Following several cartoons—one of which replaced The Human Torch with a robot named H.E.R.B.I.E., who is prominently featured in the new film—the first live action Fantastic Four is possibly the most famously unreleased movie of all time.

Although all parties deny this, the 1994 Fantastic Four movie is widely viewed to have been made solely as a means to hold on the film rights, which required a film be in production by a certain date. When the rights were transferred, the low budget movie was supposedly buried in the name of not harming the brand. It has long since leaked out and ain’t great, but you really have to feel for the actors in this movie. In a heartwarming gesture worthy of Reed Richards, the four leads of the 1994 film get cameos in the new movie.
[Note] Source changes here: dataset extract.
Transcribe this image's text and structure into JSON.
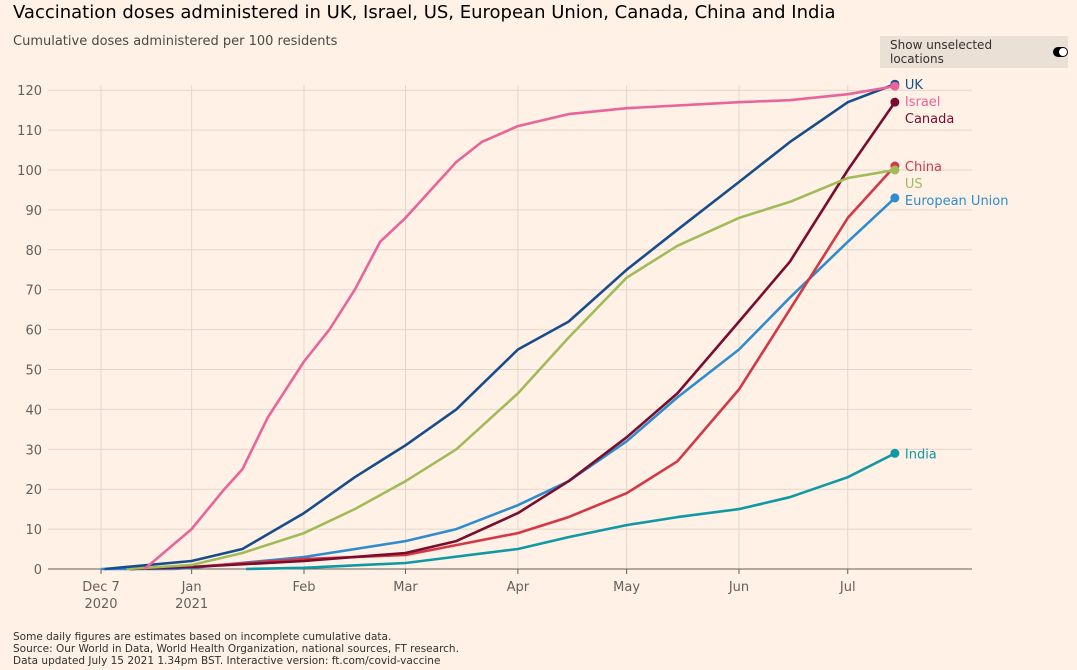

With the rights now owned by 20th Century Fox, the FF languished in development hell for years before the success of X-Men (2000) and Spider-Man (2002) ramped up enthusiasm resulting in Fantastic Four (2005) and its sequel Fantastic Four: Rise of the Silver Surfer (2007).

It’s not hard to discern the good intentions behind these movies, but they’re mostly silly, and kinda crummy, and don’t come close to living up to the splendiforous grandeur of the source material. Plus they made Galactus into a cloud.

The less said about the 2015 reboot, a notoriously troubled production that barely qualifies as an FF adaptation at all, the better.

The acknowledged truth for most Fantastic Four aficionados at this point was that the closest thing we had to a “true” Fantastic Four movie was Brad Bird/Pixar’s The Incredibles (2004).

The neo-futurism, the family dynamic, three of the four superpowers are the same, it captured so much of what was great about the source material.

But there was so much more to the FF that had yet to be properly extrapolated on screen. One aspect I always longed for was the interstellar science fiction adventures. Rick and Morty clearly took much inspiration from the FF in this regard.

Which also speaks to how there was legitimate concern that even an honourable Fantastic Four might suffer from the “John Carter effect”, where a property is so influential that by the time an official adaptation comes around, it might seem derivative.

Additionally, although the modern Marvel Cinematic Universe defined its success by leaning into the source material where other comic book adaptations had shunned it, it has become weighed down by its shared universe obligations of late, and individual movies have rarely gotten a chance to express their individuality.

Which is why it was so refreshing to see The Fantastic Four: First Steps lean so hard into the elements that make Fantastic Four unique—the aesthetic, the earnestness, the family dynamic, the celebration of science and exploration.

Just by locating this in a 1960s-looking environment alone sets it apart from the increasingly uniform colour palette displayed by the other Marvel movies. It also frees the movie from the punishingly quippy tone that permeates many modern superhero films. There’s a refreshingly earnest quality here that also evokes another recently-released superhero movie.

Heck even the quaintness feels fresh. Maybe it was the last place left to go in a superhero movie. Old-fashioned feels practically forward-looking these days.

I hope these qualities are maintained as the Fantastic Four is subsumed into the greater Marvel Cinematic Universe. But these four might just be too pure for our world.